Logo

5. Hukuk Dairesi2023/487 E. 2023/7981 K.

Yapay Zeka Özeti

Uyuşmazlık: Davacılar tarafından, kamulaştırmasız el atma nedeniyle taşınmaz bedeli ve ecrimisil talep edilmesine karşılık, davalı idarenin el atma eylemini inkâr etmesi ve bedel tespitinde itirazlarda bulunmasıdır.

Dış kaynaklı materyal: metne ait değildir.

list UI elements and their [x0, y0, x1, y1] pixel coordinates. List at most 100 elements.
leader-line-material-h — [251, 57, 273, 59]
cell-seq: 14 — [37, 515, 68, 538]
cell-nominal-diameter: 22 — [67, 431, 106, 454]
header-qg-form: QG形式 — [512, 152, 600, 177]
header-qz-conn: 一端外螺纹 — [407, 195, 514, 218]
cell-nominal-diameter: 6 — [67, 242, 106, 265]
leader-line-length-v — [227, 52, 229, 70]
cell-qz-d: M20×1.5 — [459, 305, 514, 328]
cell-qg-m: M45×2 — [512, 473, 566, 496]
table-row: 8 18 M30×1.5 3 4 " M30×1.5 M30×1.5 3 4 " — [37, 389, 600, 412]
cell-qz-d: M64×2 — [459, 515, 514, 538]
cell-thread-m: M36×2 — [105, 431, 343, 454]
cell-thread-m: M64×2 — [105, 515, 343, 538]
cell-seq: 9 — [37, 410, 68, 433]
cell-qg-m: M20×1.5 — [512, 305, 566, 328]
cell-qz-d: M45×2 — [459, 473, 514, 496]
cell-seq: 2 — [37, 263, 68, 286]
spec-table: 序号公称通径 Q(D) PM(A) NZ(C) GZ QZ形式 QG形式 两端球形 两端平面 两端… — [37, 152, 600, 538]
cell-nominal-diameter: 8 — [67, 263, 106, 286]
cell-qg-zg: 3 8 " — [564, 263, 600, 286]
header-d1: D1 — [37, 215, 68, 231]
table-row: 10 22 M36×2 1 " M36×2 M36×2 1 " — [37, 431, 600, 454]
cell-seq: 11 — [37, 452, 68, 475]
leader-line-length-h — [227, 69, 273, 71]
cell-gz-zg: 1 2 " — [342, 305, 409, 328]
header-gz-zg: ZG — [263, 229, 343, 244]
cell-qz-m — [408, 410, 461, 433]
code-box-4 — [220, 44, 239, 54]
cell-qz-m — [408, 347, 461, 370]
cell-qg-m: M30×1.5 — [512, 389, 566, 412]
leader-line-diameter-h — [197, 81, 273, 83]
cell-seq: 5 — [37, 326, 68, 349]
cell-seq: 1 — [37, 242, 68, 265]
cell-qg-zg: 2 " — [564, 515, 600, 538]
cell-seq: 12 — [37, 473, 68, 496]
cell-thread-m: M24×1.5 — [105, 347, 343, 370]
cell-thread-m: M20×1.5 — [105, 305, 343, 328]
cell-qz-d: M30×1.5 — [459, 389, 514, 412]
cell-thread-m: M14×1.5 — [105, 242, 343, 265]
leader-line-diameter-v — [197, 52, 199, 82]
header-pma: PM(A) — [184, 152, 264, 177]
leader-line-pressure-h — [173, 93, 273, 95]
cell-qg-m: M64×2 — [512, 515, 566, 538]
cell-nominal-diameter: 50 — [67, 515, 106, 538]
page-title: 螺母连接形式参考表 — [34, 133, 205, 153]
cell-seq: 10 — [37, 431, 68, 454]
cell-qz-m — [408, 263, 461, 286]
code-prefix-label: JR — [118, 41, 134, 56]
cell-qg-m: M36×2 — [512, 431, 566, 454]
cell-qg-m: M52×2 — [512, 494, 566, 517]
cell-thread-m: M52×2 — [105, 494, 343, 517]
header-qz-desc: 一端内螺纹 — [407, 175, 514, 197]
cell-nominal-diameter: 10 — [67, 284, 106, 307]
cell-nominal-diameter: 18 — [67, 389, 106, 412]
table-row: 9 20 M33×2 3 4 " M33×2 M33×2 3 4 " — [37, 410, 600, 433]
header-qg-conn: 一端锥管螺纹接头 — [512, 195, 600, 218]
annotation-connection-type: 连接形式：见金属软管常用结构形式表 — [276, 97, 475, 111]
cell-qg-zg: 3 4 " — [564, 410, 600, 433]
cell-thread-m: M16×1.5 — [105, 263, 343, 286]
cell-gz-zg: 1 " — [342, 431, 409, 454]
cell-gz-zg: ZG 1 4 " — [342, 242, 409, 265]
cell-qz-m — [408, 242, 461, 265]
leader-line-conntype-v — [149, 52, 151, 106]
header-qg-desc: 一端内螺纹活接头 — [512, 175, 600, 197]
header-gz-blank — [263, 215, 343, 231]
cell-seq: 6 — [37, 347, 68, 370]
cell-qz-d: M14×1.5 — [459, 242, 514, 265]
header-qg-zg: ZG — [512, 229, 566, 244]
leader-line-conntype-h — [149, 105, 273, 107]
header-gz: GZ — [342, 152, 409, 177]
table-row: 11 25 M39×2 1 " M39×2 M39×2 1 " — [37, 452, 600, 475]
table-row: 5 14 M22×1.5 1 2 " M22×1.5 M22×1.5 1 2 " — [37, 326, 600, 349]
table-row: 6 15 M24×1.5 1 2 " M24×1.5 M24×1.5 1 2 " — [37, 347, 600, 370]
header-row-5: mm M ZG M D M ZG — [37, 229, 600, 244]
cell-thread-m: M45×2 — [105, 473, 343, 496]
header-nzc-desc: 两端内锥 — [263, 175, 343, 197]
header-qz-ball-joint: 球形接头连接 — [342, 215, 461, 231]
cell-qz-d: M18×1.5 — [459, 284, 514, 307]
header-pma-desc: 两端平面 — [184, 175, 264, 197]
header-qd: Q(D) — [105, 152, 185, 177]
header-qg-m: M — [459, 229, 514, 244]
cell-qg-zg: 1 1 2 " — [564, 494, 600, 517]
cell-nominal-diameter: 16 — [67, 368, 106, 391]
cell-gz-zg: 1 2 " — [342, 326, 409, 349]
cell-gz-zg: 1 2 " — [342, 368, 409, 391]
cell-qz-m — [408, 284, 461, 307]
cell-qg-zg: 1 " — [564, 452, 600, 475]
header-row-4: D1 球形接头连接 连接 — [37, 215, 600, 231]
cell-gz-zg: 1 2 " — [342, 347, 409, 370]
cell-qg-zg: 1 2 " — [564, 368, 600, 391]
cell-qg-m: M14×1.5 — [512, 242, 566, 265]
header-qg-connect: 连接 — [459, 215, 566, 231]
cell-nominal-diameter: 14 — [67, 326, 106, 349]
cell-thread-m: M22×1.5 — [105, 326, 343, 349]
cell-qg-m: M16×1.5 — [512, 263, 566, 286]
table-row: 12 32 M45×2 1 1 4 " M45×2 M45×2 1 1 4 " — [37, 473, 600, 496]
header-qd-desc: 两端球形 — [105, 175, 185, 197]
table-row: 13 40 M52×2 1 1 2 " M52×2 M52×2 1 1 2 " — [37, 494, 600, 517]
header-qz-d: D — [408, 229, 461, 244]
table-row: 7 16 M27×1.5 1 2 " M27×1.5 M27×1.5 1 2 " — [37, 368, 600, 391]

Gerekçe ve Sonuç: Taşınmaza kamulaştırmasız el atıldığı, bedel tespitinde usul ve yasaya uygunluk bulunduğu ve ecrimisil yönünden karar tarihi itibariyle kesinlik sınırının altında kalındığı gözetilerek, Bölge Adliye Mahkemesi kararının onanmasına karar verilmiştir.

Karar Metni

"İçtihat Metni"

MAHKEMESİ : İzmir Bölge Adliye Mahkemesi 5. Hukuk Dairesi

SAYISI : 2022/3492 Esas, 2022/3525 Karar

KARAR : Esastan ret

İLK DERECE MAHKEMESİ : Karşıyaka 4. Asliye Hukuk Mahkemesi

SAYISI : 2021/241 Esas, 2022/120 Karar

Taraflar arasındaki kamulaştırmasız el atılan taşınmaz bedelinin tahsili ve ecrimisil davasında yapılan yargılama sonunda İlk Derece Mahkemesince davanın kabulüne karar verilmiştir.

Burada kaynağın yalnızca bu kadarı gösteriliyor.